Franco Angeli – Dalle ricerche informali ai souvenir- 24.11.05

On Thursday 24 November at 6.30 p.m., at Fabio Falsaperla’s La Nuvola Gallery, the exhibition Franco Angeli, Dalle ricerche informali ai souvenir, curated by Andrea Tugnoli, will be inaugurated.

The event includes an exhibition of about twenty works, from the 1950s to the 1970s, including papers, oils and mixed techniques, up to the artist’s first video experiment in the 1980s, entitled Souvenir. The decisive encounter with painting,’ explains Andrea Tugnoli, ‘came to Angeli from the impression that the bombing of San Lorenzo, which he witnessed first-hand, aroused in him.

This experience gave rise to his first works with a strictly informal gestural style, shared in his youth with the artists of the Scuola di Piazza del Popolo, including Mario Schifano, Tano Festa and Giosetta Fioroni. Angeli began to use veiled gauze, clearly referring to the bandages of the wounded recorded in his memory on that terrible day.

A painful connotation that marks many of his works and is closely reminiscent of Alberto Burri’s Sacchi. Through the gauze, the images are veiled ‘between saying and not saying’ through the artist’s gesture communicating his emotions transferred onto the canvas to the viewer. Lacerazione, executed in 1958 and exhibited here, is an example of this. The work, created with mixed media on paper, is also close to Burri’s research in terms of Angeli’s use of dark colours and matter, adopted to suggest the beauty of painting and emptied of meaning in order to elevate it to another symbolism. The gauze, which he himself defined as a veil with which to filter symbols, would continue to ‘screen’ his later paintings, from Lupa to Dollars.

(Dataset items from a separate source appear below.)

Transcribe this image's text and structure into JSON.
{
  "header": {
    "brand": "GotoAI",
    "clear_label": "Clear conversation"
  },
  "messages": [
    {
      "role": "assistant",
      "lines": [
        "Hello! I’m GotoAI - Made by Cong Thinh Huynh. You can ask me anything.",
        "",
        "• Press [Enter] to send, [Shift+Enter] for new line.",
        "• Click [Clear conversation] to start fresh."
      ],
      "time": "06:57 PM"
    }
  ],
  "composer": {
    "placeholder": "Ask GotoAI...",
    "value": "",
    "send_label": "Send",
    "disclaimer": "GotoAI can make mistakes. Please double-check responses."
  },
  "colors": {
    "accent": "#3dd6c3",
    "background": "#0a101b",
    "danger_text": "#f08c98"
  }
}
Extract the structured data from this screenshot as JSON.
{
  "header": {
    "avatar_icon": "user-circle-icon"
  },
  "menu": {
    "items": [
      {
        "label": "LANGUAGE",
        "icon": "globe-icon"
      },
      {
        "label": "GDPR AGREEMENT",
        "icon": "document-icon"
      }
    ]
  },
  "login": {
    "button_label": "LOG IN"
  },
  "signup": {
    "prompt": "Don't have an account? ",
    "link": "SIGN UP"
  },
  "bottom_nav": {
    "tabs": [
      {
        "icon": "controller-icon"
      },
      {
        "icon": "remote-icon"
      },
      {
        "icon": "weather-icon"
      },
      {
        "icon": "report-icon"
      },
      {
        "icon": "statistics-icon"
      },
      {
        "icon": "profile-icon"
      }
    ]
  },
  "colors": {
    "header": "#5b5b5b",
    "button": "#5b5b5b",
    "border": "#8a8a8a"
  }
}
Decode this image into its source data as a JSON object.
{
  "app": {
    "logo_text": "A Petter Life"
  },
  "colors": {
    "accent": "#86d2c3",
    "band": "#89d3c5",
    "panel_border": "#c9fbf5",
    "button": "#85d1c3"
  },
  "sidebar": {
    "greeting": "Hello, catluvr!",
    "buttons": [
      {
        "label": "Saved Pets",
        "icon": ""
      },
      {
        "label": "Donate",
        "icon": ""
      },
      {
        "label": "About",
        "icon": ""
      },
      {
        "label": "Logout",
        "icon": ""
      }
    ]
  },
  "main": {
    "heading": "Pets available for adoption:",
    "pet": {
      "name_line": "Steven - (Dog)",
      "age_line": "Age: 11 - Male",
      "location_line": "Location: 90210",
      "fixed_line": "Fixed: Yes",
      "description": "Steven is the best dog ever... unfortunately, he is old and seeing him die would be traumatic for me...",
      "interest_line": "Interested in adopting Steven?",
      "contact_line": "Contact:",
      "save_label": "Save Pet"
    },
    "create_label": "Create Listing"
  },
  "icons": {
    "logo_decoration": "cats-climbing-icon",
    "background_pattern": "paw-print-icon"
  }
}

In the following years, stimulated by consumer civilisation, Franco Angeli produced a series of pictorial works that can be understood as a blob of symbols. It is with this in mind that the works in the exhibition inspired by advertising, television, theatre, up to the famous Souvenirs were created. Angeli eagerly collects ‘good things in bad taste’ such as Roman she-wolves, American eagles, the ancient and modern symbols of power, from the hammer and sickle to the dollar, bringing political idealism closer to the masses. The artist thus represents symbols rather than reproducing easy consumer objects, bringing them from the street into the courtly language of art while maintaining their political commitment.The exhibition ends with the projection of the video Souvenir, made by Angeli in 1984. These are images of the artist’s works retouched with computer graphics, highlighting the “pop” symbols: from the eagle to the she-wolf. The final image features the work Souvenir, a canvas depicting the silhouettes of protesters holding red flags. A catalogue edited by Andrea Tugnoli will be presented on the occasion of the exhibition.